When I finished this book I was struck by how well the characters were developed. Despite my own personal views, I felt for those protagonists whose actions and beliefs were so very different to mine. Geoff Le Pard has a real gift in presenting characters as human beings one can empathise with despite their behaviours or different beliefs. Life is rarely black and white, and perhaps ultimately this book reveals the layers of grey that make up our relationships, our history, our beliefs, our actions and our world.
The thing I most delight in with Geoff’s writing is his ability to switch genres at the drop of a hat. The inside of his head must be a maze of ideas and words and pictures running the gamut of all possible genres and then some. To have a look at what I mean visit his blog TanGental and read some of his short stories or accompany Geoff and Dog on one of their meanders about the streets and parks and sights of London, I’m sure you’ll find something to delight you.
Regular readers of my blog know we lost a great poet a few weeks ago. I always intended to write a review for Cynthia of her book. But, alas, I waited too long. She knew what I would say though, so here I write it just for you:
A Certain Age, Poems by Cynthia Jobin
I’m no poetry maven, I’m just a person who knows what she likes. My friend Cynthia passed away on 13th December last year. Her collection of poems has sat beside my bed, or on the arm of my chair for the past couple of years. Her ability with and knowledge of poetic forms was vast. She wrote poems that tore at the gut, making me wonder what it had cost her to go so deep and express so eloquently. She wrote poems that caused a gurgle of laughter to erupt, a sigh of empathy to escape, a moment of silence to linger on. She wrote words that made me look anew at nature, at my actions and even at my thoughts.
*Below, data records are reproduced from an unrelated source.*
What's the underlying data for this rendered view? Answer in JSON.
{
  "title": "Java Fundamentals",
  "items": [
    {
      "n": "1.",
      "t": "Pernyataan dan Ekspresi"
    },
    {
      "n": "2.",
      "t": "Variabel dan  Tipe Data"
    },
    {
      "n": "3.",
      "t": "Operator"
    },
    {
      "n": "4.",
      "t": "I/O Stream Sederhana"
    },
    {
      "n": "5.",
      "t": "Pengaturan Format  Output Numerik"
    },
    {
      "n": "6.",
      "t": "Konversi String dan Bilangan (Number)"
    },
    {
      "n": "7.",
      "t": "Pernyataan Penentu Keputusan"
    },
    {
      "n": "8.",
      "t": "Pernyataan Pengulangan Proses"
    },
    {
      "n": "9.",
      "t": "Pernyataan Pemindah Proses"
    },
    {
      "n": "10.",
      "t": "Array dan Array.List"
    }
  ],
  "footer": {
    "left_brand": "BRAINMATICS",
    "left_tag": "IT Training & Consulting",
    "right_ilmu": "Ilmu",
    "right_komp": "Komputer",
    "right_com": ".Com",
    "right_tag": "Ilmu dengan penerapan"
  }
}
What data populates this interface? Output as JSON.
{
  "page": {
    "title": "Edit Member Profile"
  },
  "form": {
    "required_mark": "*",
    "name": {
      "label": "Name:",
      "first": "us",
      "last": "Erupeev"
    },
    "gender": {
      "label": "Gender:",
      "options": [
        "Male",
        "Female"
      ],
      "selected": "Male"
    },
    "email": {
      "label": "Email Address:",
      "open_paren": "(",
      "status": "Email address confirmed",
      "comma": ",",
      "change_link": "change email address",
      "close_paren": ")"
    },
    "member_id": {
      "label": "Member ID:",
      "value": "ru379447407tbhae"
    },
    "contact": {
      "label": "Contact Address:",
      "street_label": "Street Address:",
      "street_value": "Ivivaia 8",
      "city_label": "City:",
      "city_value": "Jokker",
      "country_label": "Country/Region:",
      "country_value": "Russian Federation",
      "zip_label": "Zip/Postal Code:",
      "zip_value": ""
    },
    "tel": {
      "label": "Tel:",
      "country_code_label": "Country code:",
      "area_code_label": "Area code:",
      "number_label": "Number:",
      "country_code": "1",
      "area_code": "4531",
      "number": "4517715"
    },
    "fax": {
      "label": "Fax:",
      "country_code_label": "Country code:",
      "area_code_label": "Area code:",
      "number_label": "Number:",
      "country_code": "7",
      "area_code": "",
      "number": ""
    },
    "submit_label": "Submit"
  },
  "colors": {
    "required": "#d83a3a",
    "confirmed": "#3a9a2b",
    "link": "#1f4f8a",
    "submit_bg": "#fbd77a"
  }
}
She was a woman who had grown through pain and loss into extraordinary kindness and appreciation of the simple things in life.
I read her poems again now, with an even greater appreciation for her ability. Bennison Books is working with John Looker to publish a second collected works of Cynthia Jobin, in the meantime we have ‘A Certain Age’ to enjoy again and again and again.
So, two writers who come much recommended by me for your new year reading lists. I hope you will meander through their blogs and find something to enjoy.
Thanks for coming by today, I love that you did!